A thread to discuss the orbital side of our Othernet hardware for Europe users. Astra 23B is located in a high orbit in the 23.5E orbital slot. It’s orbit of the earth is synchronized to the same speed the planet rotates for it’s 24 hour day so Astra 3B (and all geostationary satellites by definition) appears to hover over 23.5 degrees east longitude at 35,786 kilometers (22,236 miles) over the equator.
Astra 23B uses several phased array antennas to create a tune-able beam shape allowing it’s customers to choose several footprints; Othernet as of late 2019 is using the Ku band Europe beam below which doesn’t accurately reflect the Poland and Germany ‘hot spots’.
Astra 23B was deliverd to orbit by an Ariane 5 ECA heavy-lift launch vehicle.
We are also not using that specific pan-European beam. They have another, which is what we are on. It has two really hot spots over Germany and Poland. Beam peak for the entire transponder is 58 dBW in those two areas. It tapers down from there.
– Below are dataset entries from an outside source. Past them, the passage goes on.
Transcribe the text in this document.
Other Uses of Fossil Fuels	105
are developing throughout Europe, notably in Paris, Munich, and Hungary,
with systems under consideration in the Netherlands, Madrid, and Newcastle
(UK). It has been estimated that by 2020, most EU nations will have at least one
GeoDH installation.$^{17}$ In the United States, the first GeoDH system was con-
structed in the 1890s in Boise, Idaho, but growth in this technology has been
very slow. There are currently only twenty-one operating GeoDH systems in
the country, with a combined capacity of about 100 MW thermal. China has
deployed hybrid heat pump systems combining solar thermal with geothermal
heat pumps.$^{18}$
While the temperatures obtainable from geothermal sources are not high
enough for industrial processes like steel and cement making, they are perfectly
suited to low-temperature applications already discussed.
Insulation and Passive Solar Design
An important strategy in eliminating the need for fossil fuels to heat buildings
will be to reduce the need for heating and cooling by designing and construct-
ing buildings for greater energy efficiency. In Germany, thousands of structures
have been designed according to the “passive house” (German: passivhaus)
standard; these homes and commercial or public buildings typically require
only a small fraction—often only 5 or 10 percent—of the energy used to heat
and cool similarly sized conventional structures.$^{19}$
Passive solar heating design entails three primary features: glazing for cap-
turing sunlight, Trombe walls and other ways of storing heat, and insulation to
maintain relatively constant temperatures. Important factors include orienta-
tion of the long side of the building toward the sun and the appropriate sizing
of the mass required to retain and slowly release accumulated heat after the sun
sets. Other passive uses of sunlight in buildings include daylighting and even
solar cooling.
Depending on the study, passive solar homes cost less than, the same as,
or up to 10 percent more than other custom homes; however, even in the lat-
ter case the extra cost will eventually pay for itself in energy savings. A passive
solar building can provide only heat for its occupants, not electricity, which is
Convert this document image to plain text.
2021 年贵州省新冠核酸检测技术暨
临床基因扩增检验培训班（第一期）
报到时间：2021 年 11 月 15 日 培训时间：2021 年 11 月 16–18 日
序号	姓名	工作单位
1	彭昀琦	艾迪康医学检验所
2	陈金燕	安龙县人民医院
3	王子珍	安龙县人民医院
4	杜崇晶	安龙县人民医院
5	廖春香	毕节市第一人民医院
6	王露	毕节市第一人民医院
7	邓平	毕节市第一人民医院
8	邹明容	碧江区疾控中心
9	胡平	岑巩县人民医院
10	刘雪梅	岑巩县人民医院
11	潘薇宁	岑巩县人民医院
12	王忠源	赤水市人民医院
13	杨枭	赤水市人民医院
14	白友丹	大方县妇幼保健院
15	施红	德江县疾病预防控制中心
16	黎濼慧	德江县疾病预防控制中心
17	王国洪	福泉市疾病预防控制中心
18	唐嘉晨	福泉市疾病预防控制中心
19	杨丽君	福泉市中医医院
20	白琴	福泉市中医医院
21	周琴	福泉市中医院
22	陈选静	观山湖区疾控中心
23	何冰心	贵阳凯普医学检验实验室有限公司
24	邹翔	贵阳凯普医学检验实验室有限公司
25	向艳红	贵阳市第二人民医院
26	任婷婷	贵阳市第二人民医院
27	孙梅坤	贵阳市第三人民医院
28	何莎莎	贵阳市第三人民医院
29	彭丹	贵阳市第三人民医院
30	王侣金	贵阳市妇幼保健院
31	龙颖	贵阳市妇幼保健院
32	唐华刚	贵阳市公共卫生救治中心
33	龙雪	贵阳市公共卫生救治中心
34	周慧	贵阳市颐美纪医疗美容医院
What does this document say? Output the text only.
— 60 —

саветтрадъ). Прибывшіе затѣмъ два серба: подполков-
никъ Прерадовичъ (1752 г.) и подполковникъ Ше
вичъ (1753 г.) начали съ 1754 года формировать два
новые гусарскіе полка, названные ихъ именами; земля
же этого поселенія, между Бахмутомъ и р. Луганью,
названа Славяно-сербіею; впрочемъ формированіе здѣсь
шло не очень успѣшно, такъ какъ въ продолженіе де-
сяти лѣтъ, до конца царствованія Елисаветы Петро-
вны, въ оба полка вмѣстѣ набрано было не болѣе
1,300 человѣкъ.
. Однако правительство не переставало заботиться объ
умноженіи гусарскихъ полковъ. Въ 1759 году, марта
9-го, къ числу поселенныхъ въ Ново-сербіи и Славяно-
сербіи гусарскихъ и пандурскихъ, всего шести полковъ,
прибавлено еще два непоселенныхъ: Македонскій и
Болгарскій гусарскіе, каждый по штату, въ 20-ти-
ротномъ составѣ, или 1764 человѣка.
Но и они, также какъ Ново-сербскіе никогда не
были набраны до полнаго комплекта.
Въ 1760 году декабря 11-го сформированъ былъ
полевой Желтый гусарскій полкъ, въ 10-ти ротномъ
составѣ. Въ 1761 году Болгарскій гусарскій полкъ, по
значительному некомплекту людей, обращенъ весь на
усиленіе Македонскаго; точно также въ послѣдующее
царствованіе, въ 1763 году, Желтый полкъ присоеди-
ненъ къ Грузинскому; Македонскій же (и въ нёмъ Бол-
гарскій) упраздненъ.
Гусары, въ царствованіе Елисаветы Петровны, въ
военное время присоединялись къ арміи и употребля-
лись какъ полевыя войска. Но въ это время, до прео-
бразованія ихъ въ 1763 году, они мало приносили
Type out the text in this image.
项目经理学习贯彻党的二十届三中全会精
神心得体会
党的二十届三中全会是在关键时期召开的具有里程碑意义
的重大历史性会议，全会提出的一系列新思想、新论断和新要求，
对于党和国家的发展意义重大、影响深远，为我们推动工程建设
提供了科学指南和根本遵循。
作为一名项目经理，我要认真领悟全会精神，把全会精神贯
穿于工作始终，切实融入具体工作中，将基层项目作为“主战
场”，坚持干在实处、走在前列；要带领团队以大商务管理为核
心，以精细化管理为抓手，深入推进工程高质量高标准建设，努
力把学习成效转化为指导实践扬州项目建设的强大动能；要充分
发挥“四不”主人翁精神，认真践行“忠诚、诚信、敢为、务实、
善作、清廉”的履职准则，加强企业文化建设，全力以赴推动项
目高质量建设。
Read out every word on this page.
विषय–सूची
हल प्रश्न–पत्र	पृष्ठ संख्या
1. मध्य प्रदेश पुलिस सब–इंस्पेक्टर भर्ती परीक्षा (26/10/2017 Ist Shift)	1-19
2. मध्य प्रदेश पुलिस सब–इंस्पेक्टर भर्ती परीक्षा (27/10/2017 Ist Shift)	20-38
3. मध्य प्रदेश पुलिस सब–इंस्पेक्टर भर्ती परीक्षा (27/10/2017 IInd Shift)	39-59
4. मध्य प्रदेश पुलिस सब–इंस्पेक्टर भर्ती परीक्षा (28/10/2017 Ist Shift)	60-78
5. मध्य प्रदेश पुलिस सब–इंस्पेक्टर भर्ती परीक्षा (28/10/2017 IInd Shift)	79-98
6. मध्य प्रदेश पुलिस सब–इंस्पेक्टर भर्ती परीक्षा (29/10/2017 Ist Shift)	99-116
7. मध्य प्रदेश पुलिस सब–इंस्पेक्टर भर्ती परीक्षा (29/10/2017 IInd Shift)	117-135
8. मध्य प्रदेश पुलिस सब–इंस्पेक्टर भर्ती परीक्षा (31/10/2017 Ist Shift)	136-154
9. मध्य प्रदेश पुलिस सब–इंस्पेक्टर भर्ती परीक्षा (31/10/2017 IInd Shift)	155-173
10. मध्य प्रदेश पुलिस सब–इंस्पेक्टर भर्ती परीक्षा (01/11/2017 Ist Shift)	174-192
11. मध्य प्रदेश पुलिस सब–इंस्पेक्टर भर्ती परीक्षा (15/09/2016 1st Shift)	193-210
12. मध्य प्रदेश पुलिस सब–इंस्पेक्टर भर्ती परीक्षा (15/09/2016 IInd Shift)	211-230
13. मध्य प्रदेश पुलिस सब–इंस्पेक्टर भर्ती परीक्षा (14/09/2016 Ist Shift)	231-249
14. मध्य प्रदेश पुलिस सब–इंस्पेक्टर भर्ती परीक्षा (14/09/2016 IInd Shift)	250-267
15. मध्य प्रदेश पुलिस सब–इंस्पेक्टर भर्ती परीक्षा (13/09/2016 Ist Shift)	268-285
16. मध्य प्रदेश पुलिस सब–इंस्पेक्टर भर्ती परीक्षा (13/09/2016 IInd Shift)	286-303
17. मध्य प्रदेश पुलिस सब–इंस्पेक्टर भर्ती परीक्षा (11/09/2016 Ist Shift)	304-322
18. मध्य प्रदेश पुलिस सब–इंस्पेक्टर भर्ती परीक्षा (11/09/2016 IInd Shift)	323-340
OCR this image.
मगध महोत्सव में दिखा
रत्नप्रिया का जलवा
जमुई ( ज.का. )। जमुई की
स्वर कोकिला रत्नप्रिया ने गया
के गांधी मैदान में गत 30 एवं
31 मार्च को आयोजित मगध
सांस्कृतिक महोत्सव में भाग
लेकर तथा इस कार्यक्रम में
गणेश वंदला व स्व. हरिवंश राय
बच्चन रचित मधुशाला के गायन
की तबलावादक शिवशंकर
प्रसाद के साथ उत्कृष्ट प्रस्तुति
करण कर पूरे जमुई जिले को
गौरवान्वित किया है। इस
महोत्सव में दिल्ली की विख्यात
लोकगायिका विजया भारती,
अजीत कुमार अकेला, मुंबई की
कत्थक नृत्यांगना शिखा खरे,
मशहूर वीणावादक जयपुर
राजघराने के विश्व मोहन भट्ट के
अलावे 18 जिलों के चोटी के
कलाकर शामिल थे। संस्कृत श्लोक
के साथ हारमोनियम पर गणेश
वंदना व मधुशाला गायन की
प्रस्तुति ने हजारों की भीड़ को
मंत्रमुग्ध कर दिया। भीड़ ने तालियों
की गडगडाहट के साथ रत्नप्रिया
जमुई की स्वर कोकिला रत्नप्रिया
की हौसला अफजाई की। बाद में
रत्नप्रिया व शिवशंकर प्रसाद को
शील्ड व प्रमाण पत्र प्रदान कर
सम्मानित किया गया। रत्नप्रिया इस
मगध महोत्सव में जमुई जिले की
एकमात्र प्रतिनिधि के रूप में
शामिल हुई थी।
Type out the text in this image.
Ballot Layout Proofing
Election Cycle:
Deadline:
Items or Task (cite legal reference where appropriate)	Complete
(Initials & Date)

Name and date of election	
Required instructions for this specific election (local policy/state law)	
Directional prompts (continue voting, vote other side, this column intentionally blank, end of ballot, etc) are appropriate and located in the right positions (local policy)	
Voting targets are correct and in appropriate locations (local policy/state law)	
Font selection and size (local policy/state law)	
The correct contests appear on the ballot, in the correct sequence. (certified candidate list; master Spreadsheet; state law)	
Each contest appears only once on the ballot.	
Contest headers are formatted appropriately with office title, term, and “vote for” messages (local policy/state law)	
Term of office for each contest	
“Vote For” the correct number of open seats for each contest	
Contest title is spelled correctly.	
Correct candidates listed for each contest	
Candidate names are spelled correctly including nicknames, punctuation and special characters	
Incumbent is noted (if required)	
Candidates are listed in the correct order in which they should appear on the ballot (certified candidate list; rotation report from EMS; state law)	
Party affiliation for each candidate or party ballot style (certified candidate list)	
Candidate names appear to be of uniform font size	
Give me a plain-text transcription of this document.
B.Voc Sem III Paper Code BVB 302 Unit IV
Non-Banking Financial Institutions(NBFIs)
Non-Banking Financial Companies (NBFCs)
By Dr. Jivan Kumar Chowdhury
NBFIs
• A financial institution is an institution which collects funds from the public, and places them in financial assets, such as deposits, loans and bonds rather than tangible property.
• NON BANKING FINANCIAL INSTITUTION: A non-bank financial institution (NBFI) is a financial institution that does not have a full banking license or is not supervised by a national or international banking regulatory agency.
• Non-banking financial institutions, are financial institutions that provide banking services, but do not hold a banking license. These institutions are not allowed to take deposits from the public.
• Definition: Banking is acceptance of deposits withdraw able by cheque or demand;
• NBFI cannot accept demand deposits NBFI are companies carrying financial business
The Astra 3B Satellite is special i a way that it has 2 footprints with the same centers but different outlines. On http://www.lyngsat-maps.com/Astra-3B.html they are called KU and Wide. The thing is, if you say we have local maxima over Germany and Poland, we could actually be on the KU spot, which means off-spot or DX reception may not be possible in areas where theres still wide beam coverage. Can anybody confirm which beam were actually using? The SNR values for different spots on the map (status page) may also be interesting in relation to the equipment being used (bare LNB vs. minidish vs. big dish). This way we may finally plot a true ‘service area’ for othernet.